April 30, 2007

Left-wing judge endorses anti-Catholic bigotry

No Establishment here, move along:

Was the San Francisco Board of Supervisors constitutionally justified in passing an explicitly anti-Catholic resolution, adopted March 21, 2006, which labeled the Vatican a “foreign country” whose moral teachings are “hateful,” “insulting and callous,” and “insulting to all San Franciscans”?

In December, U.S. District Judge Marilyn Hall Patel said it was. Last week, the Thomas More Law Center filed a brief with the U. S. Ninth Circuit Court of Appeals on behalf of the Catholic League for Religious and Civil Rights and two Catholic residents of San Francisco appealing Patel’s ruling.

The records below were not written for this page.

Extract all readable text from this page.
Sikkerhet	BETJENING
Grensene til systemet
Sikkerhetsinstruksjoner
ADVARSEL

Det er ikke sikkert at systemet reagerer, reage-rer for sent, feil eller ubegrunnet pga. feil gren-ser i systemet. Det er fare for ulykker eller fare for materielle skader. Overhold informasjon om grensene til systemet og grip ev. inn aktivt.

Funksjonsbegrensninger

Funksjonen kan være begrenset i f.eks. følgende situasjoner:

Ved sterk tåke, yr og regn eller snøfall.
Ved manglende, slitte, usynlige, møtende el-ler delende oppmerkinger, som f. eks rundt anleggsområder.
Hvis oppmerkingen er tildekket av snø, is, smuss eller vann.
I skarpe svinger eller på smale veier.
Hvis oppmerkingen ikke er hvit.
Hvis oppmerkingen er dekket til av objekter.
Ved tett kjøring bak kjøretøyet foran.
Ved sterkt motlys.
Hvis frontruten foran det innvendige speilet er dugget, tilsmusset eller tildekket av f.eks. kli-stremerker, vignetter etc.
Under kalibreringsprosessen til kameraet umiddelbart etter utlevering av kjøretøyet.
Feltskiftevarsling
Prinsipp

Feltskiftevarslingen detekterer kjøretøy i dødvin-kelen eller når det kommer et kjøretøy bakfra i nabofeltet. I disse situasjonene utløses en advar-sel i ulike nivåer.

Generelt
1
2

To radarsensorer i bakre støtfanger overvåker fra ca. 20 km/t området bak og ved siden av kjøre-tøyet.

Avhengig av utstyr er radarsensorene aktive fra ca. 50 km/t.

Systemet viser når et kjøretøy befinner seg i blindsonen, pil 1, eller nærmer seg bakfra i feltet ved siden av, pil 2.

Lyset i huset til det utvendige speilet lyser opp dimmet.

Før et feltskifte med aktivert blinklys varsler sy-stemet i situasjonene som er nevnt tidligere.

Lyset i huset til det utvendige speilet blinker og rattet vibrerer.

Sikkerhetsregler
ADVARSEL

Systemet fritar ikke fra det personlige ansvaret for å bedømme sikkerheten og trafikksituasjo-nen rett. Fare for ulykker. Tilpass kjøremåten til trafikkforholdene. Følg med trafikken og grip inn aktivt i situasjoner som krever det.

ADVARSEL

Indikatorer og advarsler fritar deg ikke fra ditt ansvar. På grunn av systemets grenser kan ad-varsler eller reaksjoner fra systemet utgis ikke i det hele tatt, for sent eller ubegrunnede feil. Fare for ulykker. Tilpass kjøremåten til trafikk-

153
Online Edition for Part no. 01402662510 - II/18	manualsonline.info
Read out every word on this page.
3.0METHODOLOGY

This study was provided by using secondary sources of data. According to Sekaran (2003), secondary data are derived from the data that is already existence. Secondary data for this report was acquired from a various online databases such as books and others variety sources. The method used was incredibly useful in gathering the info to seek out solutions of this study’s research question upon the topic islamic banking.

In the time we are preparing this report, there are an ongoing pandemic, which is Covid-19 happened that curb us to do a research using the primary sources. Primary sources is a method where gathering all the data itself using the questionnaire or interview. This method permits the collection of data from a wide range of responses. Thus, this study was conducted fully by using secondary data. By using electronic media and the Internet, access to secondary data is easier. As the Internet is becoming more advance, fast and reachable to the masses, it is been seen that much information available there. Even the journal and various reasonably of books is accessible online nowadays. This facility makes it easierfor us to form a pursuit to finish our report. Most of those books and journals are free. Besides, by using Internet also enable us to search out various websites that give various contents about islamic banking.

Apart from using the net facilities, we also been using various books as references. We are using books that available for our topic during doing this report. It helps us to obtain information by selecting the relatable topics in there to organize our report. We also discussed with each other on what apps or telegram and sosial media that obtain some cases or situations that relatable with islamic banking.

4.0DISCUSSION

The 2006 resolution, which called on the archbishop to “defy” the Church’s teachings and described Cardinal William Levada, head of the Congregation for the Doctrine of the Faith, as “unqualified” to lead, was a reaction to the Church’s opposition to adoptions by homosexual couples.

Judge Patel, appointed to the federal bench in 1980 by President Jimmy Carter and former counsel for the National Organization for Women, ruled that the Board of Supervisors’ resolution urging the Catholic archbishop of San Francisco to ignore his Church’s teachings, did not violate the Establishment Clause of the U.S. Constitution. The Establishment Clause, found in the First Amendment, prohibits the government from interfering with the free practice of religion – or favoring one religion over another.

The Thomas More Law Center says the Supervisors’ resolution sends a clear message that Catholics are not welcome as members of the San Francisco political community.

This is one of the most egregious examples of state-sponsored religion bashing and it gets a full endorsement from a Carter appointed Judge. The mainstream media's reaction to this outrage? Chirping crickets.